Mayor of Kodiak, Alaska
- In office January 1st, 2011 – October, 2025
- Preceded by: Carolyn Floyd
- Succeeded by: Terry J. Haines

Personal details
- Born: 1948 (age 77–78) Batavia, Illinois, U.S.
- Education: Illinois State University University of Wisconsin–Madison Batavia High School
- Occupation: Politician Mayor
- Known for: Mayor of Kodiak

= Pat Branson =

American politician (born 1948)

Patricia B. Branson (born 1948) is an American politician who served as Mayor of Kodiak, Alaska from 2011 to 2025.

==Life and career==
Patricia B. Branson was born in 1948, in Batavia, Illinois. She then graduated from Batavia High School in 1966. She earned a bachelor's degrees in English and journalism from Illinois State University and a master's degree in communications from the University of Wisconsin–Madison.

In the 1980s, Branson moved to Kodiak.
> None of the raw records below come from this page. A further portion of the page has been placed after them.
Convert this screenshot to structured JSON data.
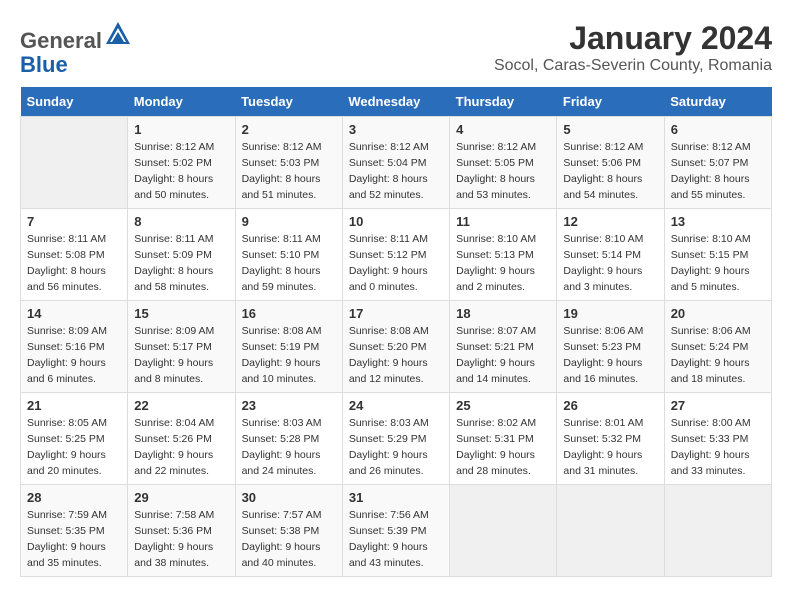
{
  "header": {
    "logo_general": "General",
    "logo_blue": "Blue",
    "month_title": "January 2024",
    "location": "Socol, Caras-Severin County, Romania"
  },
  "weekdays": [
    "Sunday",
    "Monday",
    "Tuesday",
    "Wednesday",
    "Thursday",
    "Friday",
    "Saturday"
  ],
  "weeks": [
    [
      {
        "day": "",
        "sunrise": "",
        "sunset": "",
        "daylight": ""
      },
      {
        "day": "1",
        "sunrise": "Sunrise: 8:12 AM",
        "sunset": "Sunset: 5:02 PM",
        "daylight": "Daylight: 8 hours and 50 minutes."
      },
      {
        "day": "2",
        "sunrise": "Sunrise: 8:12 AM",
        "sunset": "Sunset: 5:03 PM",
        "daylight": "Daylight: 8 hours and 51 minutes."
      },
      {
        "day": "3",
        "sunrise": "Sunrise: 8:12 AM",
        "sunset": "Sunset: 5:04 PM",
        "daylight": "Daylight: 8 hours and 52 minutes."
      },
      {
        "day": "4",
        "sunrise": "Sunrise: 8:12 AM",
        "sunset": "Sunset: 5:05 PM",
        "daylight": "Daylight: 8 hours and 53 minutes."
      },
      {
        "day": "5",
        "sunrise": "Sunrise: 8:12 AM",
        "sunset": "Sunset: 5:06 PM",
        "daylight": "Daylight: 8 hours and 54 minutes."
      },
      {
        "day": "6",
        "sunrise": "Sunrise: 8:12 AM",
        "sunset": "Sunset: 5:07 PM",
        "daylight": "Daylight: 8 hours and 55 minutes."
      }
    ],
    [
      {
        "day": "7",
        "sunrise": "Sunrise: 8:11 AM",
        "sunset": "Sunset: 5:08 PM",
        "daylight": "Daylight: 8 hours and 56 minutes."
      },
      {
        "day": "8",
        "sunrise": "Sunrise: 8:11 AM",
        "sunset": "Sunset: 5:09 PM",
        "daylight": "Daylight: 8 hours and 58 minutes."
      },
      {
        "day": "9",
        "sunrise": "Sunrise: 8:11 AM",
        "sunset": "Sunset: 5:10 PM",
        "daylight": "Daylight: 8 hours and 59 minutes."
      },
      {
        "day": "10",
        "sunrise": "Sunrise: 8:11 AM",
        "sunset": "Sunset: 5:12 PM",
        "daylight": "Daylight: 9 hours and 0 minutes."
      },
      {
        "day": "11",
        "sunrise": "Sunrise: 8:10 AM",
        "sunset": "Sunset: 5:13 PM",
        "daylight": "Daylight: 9 hours and 2 minutes."
      },
      {
        "day": "12",
        "sunrise": "Sunrise: 8:10 AM",
        "sunset": "Sunset: 5:14 PM",
        "daylight": "Daylight: 9 hours and 3 minutes."
      },
      {
        "day": "13",
        "sunrise": "Sunrise: 8:10 AM",
        "sunset": "Sunset: 5:15 PM",
        "daylight": "Daylight: 9 hours and 5 minutes."
      }
    ],
    [
      {
        "day": "14",
        "sunrise": "Sunrise: 8:09 AM",
        "sunset": "Sunset: 5:16 PM",
        "daylight": "Daylight: 9 hours and 6 minutes."
      },
      {
        "day": "15",
        "sunrise": "Sunrise: 8:09 AM",
        "sunset": "Sunset: 5:17 PM",
        "daylight": "Daylight: 9 hours and 8 minutes."
      },
      {
        "day": "16",
        "sunrise": "Sunrise: 8:08 AM",
        "sunset": "Sunset: 5:19 PM",
        "daylight": "Daylight: 9 hours and 10 minutes."
      },
      {
        "day": "17",
        "sunrise": "Sunrise: 8:08 AM",
        "sunset": "Sunset: 5:20 PM",
        "daylight": "Daylight: 9 hours and 12 minutes."
      },
      {
        "day": "18",
        "sunrise": "Sunrise: 8:07 AM",
        "sunset": "Sunset: 5:21 PM",
        "daylight": "Daylight: 9 hours and 14 minutes."
      },
      {
        "day": "19",
        "sunrise": "Sunrise: 8:06 AM",
        "sunset": "Sunset: 5:23 PM",
        "daylight": "Daylight: 9 hours and 16 minutes."
      },
      {
        "day": "20",
        "sunrise": "Sunrise: 8:06 AM",
        "sunset": "Sunset: 5:24 PM",
        "daylight": "Daylight: 9 hours and 18 minutes."
      }
    ],
    [
      {
        "day": "21",
        "sunrise": "Sunrise: 8:05 AM",
        "sunset": "Sunset: 5:25 PM",
        "daylight": "Daylight: 9 hours and 20 minutes."
      },
      {
        "day": "22",
        "sunrise": "Sunrise: 8:04 AM",
        "sunset": "Sunset: 5:26 PM",
        "daylight": "Daylight: 9 hours and 22 minutes."
      },
      {
        "day": "23",
        "sunrise": "Sunrise: 8:03 AM",
        "sunset": "Sunset: 5:28 PM",
        "daylight": "Daylight: 9 hours and 24 minutes."
      },
      {
        "day": "24",
        "sunrise": "Sunrise: 8:03 AM",
        "sunset": "Sunset: 5:29 PM",
        "daylight": "Daylight: 9 hours and 26 minutes."
      },
      {
        "day": "25",
        "sunrise": "Sunrise: 8:02 AM",
        "sunset": "Sunset: 5:31 PM",
        "daylight": "Daylight: 9 hours and 28 minutes."
      },
      {
        "day": "26",
        "sunrise": "Sunrise: 8:01 AM",
        "sunset": "Sunset: 5:32 PM",
        "daylight": "Daylight: 9 hours and 31 minutes."
      },
      {
        "day": "27",
        "sunrise": "Sunrise: 8:00 AM",
        "sunset": "Sunset: 5:33 PM",
        "daylight": "Daylight: 9 hours and 33 minutes."
      }
    ],
    [
      {
        "day": "28",
        "sunrise": "Sunrise: 7:59 AM",
        "sunset": "Sunset: 5:35 PM",
        "daylight": "Daylight: 9 hours and 35 minutes."
      },
      {
        "day": "29",
        "sunrise": "Sunrise: 7:58 AM",
        "sunset": "Sunset: 5:36 PM",
        "daylight": "Daylight: 9 hours and 38 minutes."
      },
      {
        "day": "30",
        "sunrise": "Sunrise: 7:57 AM",
        "sunset": "Sunset: 5:38 PM",
        "daylight": "Daylight: 9 hours and 40 minutes."
      },
      {
        "day": "31",
        "sunrise": "Sunrise: 7:56 AM",
        "sunset": "Sunset: 5:39 PM",
        "daylight": "Daylight: 9 hours and 43 minutes."
      },
      {
        "day": "",
        "sunrise": "",
        "sunset": "",
        "daylight": ""
      },
      {
        "day": "",
        "sunrise": "",
        "sunset": "",
        "daylight": ""
      },
      {
        "day": "",
        "sunrise": "",
        "sunset": "",
        "daylight": ""
      }
    ]
  ]
}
She was the Executive Director of Senior Citizens of Kodiak, Inc. She also served on the Alaska Commission on Aging for many years and co-hosted a public podcast on senior wellness with the commission. She was elected to the council and served 12 years on the Kodiak Island Borough Assembly and a year on the Kodiak City Council. In 2011, She was elected mayor of Kodiak and was succeeded by Terry J. Haines in 2025.

In 2022, she was featured in Alaska Women's Hall of Fame.